9. Miller Airfield

In New Dorp, Staten Island, on the southeastern waterfront of the borough is a decommissioned airfield used for half a century by the U.S. Army from 1919 to 1969. Part of the Gateway National Recreation Area today, Miller Field is one of those remaining anomalies: where formal activities co-exist side by side with quasi-accessible remnants of the past. Bicycle and pedestrian paths wind around abandoned hangars, a lighthouse, and a control tower. You can get tantalizingly close to the forgotten structures, despite a chain link fence. Graffiti work inside clearly shows the ease with which explorers can jump the barriers. Grass and weeds are growing around the hangars, while geese and ducks are bathing undisturbed in the makeshift urban ponds where seaplanes once taxied. On the northern area of the site, people are still living in adorable clapboard homes built for military personnel and their families.

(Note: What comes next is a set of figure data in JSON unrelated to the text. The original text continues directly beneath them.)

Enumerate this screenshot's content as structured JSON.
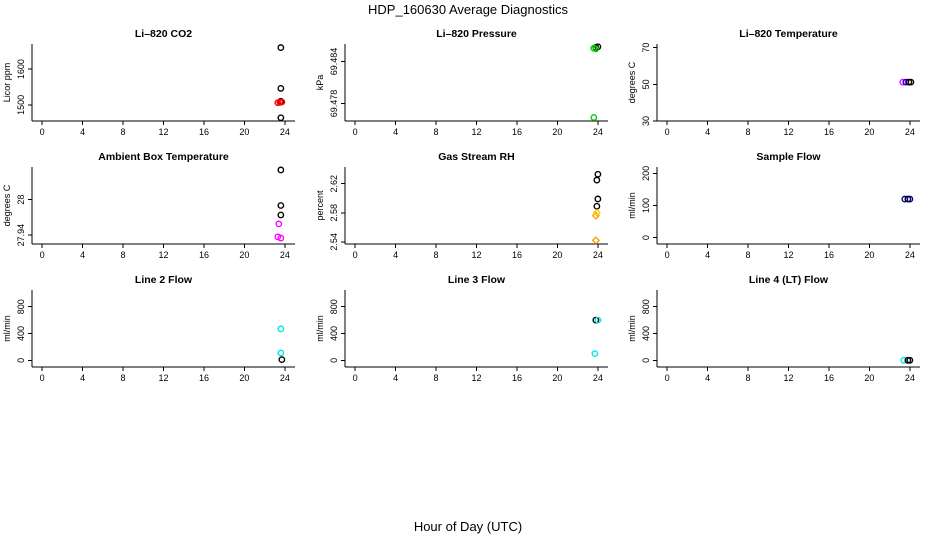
{
  "figure": {
    "title": "HDP_160630  Average Diagnostics",
    "xlabel": "Hour of Day (UTC)"
  },
  "chart_data": [
    {
      "type": "scatter",
      "title": "Li–820 CO2",
      "ylabel": "Licor ppm",
      "xlim": [
        -1,
        25
      ],
      "xticks": [
        0,
        4,
        8,
        12,
        16,
        20,
        24
      ],
      "ylim": [
        1455,
        1670
      ],
      "yticks": [
        1500,
        1600
      ],
      "points": [
        {
          "x": 23.6,
          "y": 1660,
          "color": "#000000",
          "marker": "circle"
        },
        {
          "x": 23.6,
          "y": 1546,
          "color": "#000000",
          "marker": "circle"
        },
        {
          "x": 23.6,
          "y": 1510,
          "color": "#000000",
          "marker": "circle"
        },
        {
          "x": 23.3,
          "y": 1506,
          "color": "#ff0000",
          "marker": "circle"
        },
        {
          "x": 23.5,
          "y": 1507,
          "color": "#ff0000",
          "marker": "circle"
        },
        {
          "x": 23.7,
          "y": 1508,
          "color": "#ff0000",
          "marker": "circle"
        },
        {
          "x": 23.6,
          "y": 1464,
          "color": "#000000",
          "marker": "circle"
        }
      ]
    },
    {
      "type": "scatter",
      "title": "Li–820 Pressure",
      "ylabel": "kPa",
      "xlim": [
        -1,
        25
      ],
      "xticks": [
        0,
        4,
        8,
        12,
        16,
        20,
        24
      ],
      "ylim": [
        69.4755,
        69.4865
      ],
      "yticks": [
        69.478,
        69.484
      ],
      "points": [
        {
          "x": 23.8,
          "y": 69.486,
          "color": "#000000",
          "marker": "circle"
        },
        {
          "x": 24.0,
          "y": 69.4861,
          "color": "#000000",
          "marker": "circle"
        },
        {
          "x": 23.6,
          "y": 69.4859,
          "color": "#00cc00",
          "marker": "circle"
        },
        {
          "x": 23.8,
          "y": 69.4858,
          "color": "#00cc00",
          "marker": "circle"
        },
        {
          "x": 23.6,
          "y": 69.476,
          "color": "#00cc00",
          "marker": "circle"
        }
      ]
    },
    {
      "type": "scatter",
      "title": "Li–820 Temperature",
      "ylabel": "degrees C",
      "xlim": [
        -1,
        25
      ],
      "xticks": [
        0,
        4,
        8,
        12,
        16,
        20,
        24
      ],
      "ylim": [
        30,
        72
      ],
      "yticks": [
        30,
        50,
        70
      ],
      "points": [
        {
          "x": 23.3,
          "y": 51.2,
          "color": "#ff00ff",
          "marker": "circle"
        },
        {
          "x": 23.6,
          "y": 51.2,
          "color": "#0000ff",
          "marker": "circle"
        },
        {
          "x": 23.9,
          "y": 51.2,
          "color": "#000000",
          "marker": "circle"
        },
        {
          "x": 24.1,
          "y": 51.2,
          "color": "#000000",
          "marker": "circle"
        }
      ]
    },
    {
      "type": "scatter",
      "title": "Ambient Box Temperature",
      "ylabel": "degrees C",
      "xlim": [
        -1,
        25
      ],
      "xticks": [
        0,
        4,
        8,
        12,
        16,
        20,
        24
      ],
      "ylim": [
        27.925,
        28.055
      ],
      "yticks": [
        27.94,
        28.0
      ],
      "points": [
        {
          "x": 23.6,
          "y": 28.05,
          "color": "#000000",
          "marker": "circle"
        },
        {
          "x": 23.6,
          "y": 27.99,
          "color": "#000000",
          "marker": "circle"
        },
        {
          "x": 23.6,
          "y": 27.974,
          "color": "#000000",
          "marker": "circle"
        },
        {
          "x": 23.4,
          "y": 27.959,
          "color": "#ff00ff",
          "marker": "circle"
        },
        {
          "x": 23.3,
          "y": 27.937,
          "color": "#ff00ff",
          "marker": "circle"
        },
        {
          "x": 23.6,
          "y": 27.935,
          "color": "#ff00ff",
          "marker": "circle"
        }
      ]
    },
    {
      "type": "scatter",
      "title": "Gas Stream RH",
      "ylabel": "percent",
      "xlim": [
        -1,
        25
      ],
      "xticks": [
        0,
        4,
        8,
        12,
        16,
        20,
        24
      ],
      "ylim": [
        2.537,
        2.643
      ],
      "yticks": [
        2.54,
        2.58,
        2.62
      ],
      "points": [
        {
          "x": 24.0,
          "y": 2.633,
          "color": "#000000",
          "marker": "circle"
        },
        {
          "x": 23.9,
          "y": 2.625,
          "color": "#000000",
          "marker": "circle"
        },
        {
          "x": 24.0,
          "y": 2.599,
          "color": "#000000",
          "marker": "circle"
        },
        {
          "x": 23.9,
          "y": 2.589,
          "color": "#000000",
          "marker": "circle"
        },
        {
          "x": 23.8,
          "y": 2.576,
          "color": "#ff9900",
          "marker": "diamond"
        },
        {
          "x": 23.9,
          "y": 2.58,
          "color": "#ffcc00",
          "marker": "diamond"
        },
        {
          "x": 23.8,
          "y": 2.542,
          "color": "#ff9900",
          "marker": "diamond"
        }
      ]
    },
    {
      "type": "scatter",
      "title": "Sample Flow",
      "ylabel": "ml/min",
      "xlim": [
        -1,
        25
      ],
      "xticks": [
        0,
        4,
        8,
        12,
        16,
        20,
        24
      ],
      "ylim": [
        -20,
        220
      ],
      "yticks": [
        0,
        100,
        200
      ],
      "points": [
        {
          "x": 23.5,
          "y": 120,
          "color": "#000080",
          "marker": "circle"
        },
        {
          "x": 23.8,
          "y": 120,
          "color": "#000000",
          "marker": "circle"
        },
        {
          "x": 24.0,
          "y": 120,
          "color": "#000080",
          "marker": "circle"
        }
      ]
    },
    {
      "type": "scatter",
      "title": "Line 2 Flow",
      "ylabel": "ml/min",
      "xlim": [
        -1,
        25
      ],
      "xticks": [
        0,
        4,
        8,
        12,
        16,
        20,
        24
      ],
      "ylim": [
        -100,
        1050
      ],
      "yticks": [
        0,
        400,
        800
      ],
      "points": [
        {
          "x": 23.6,
          "y": 470,
          "color": "#00e5e5",
          "marker": "circle"
        },
        {
          "x": 23.6,
          "y": 110,
          "color": "#00e5e5",
          "marker": "circle"
        },
        {
          "x": 23.7,
          "y": 10,
          "color": "#000000",
          "marker": "circle"
        }
      ]
    },
    {
      "type": "scatter",
      "title": "Line 3 Flow",
      "ylabel": "ml/min",
      "xlim": [
        -1,
        25
      ],
      "xticks": [
        0,
        4,
        8,
        12,
        16,
        20,
        24
      ],
      "ylim": [
        -100,
        1050
      ],
      "yticks": [
        0,
        400,
        800
      ],
      "points": [
        {
          "x": 23.8,
          "y": 600,
          "color": "#000000",
          "marker": "circle"
        },
        {
          "x": 24.0,
          "y": 600,
          "color": "#00e5e5",
          "marker": "circle"
        },
        {
          "x": 23.7,
          "y": 100,
          "color": "#00e5e5",
          "marker": "circle"
        }
      ]
    },
    {
      "type": "scatter",
      "title": "Line 4 (LT) Flow",
      "ylabel": "ml/min",
      "xlim": [
        -1,
        25
      ],
      "xticks": [
        0,
        4,
        8,
        12,
        16,
        20,
        24
      ],
      "ylim": [
        -100,
        1050
      ],
      "yticks": [
        0,
        400,
        800
      ],
      "points": [
        {
          "x": 23.4,
          "y": 0,
          "color": "#00e5e5",
          "marker": "circle"
        },
        {
          "x": 23.8,
          "y": 0,
          "color": "#000000",
          "marker": "circle"
        },
        {
          "x": 24.0,
          "y": 0,
          "color": "#000000",
          "marker": "circle"
        }
      ]
    }
  ]
}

Miller Field has the distinction of being the only Air Coast Defense station in New York City, and on the entire eastern seaboard. There were seven planned defense stations, but this was the only one actually constructed. Before its decommission, Miller Field was the last airport in New York City to have a grass runway. The land also has a very New York City, Gilded Age past. The airfield was built atop the family farm amassed by “Commodore” Cornelius Vanderbilt, who was born on the north shore of Staten Island. The farm, which also served as a horse breeding station, was later operated by his son George Washington Vanderbilt who built the Biltmore estate in Asheville, North Carolina. Washington Vanderbilt moved the 24-room home built by his father, dubbed the “white house” to the center of the farm in the early 1900s and lived there periodically until he died in 1914, according to the National Park Service.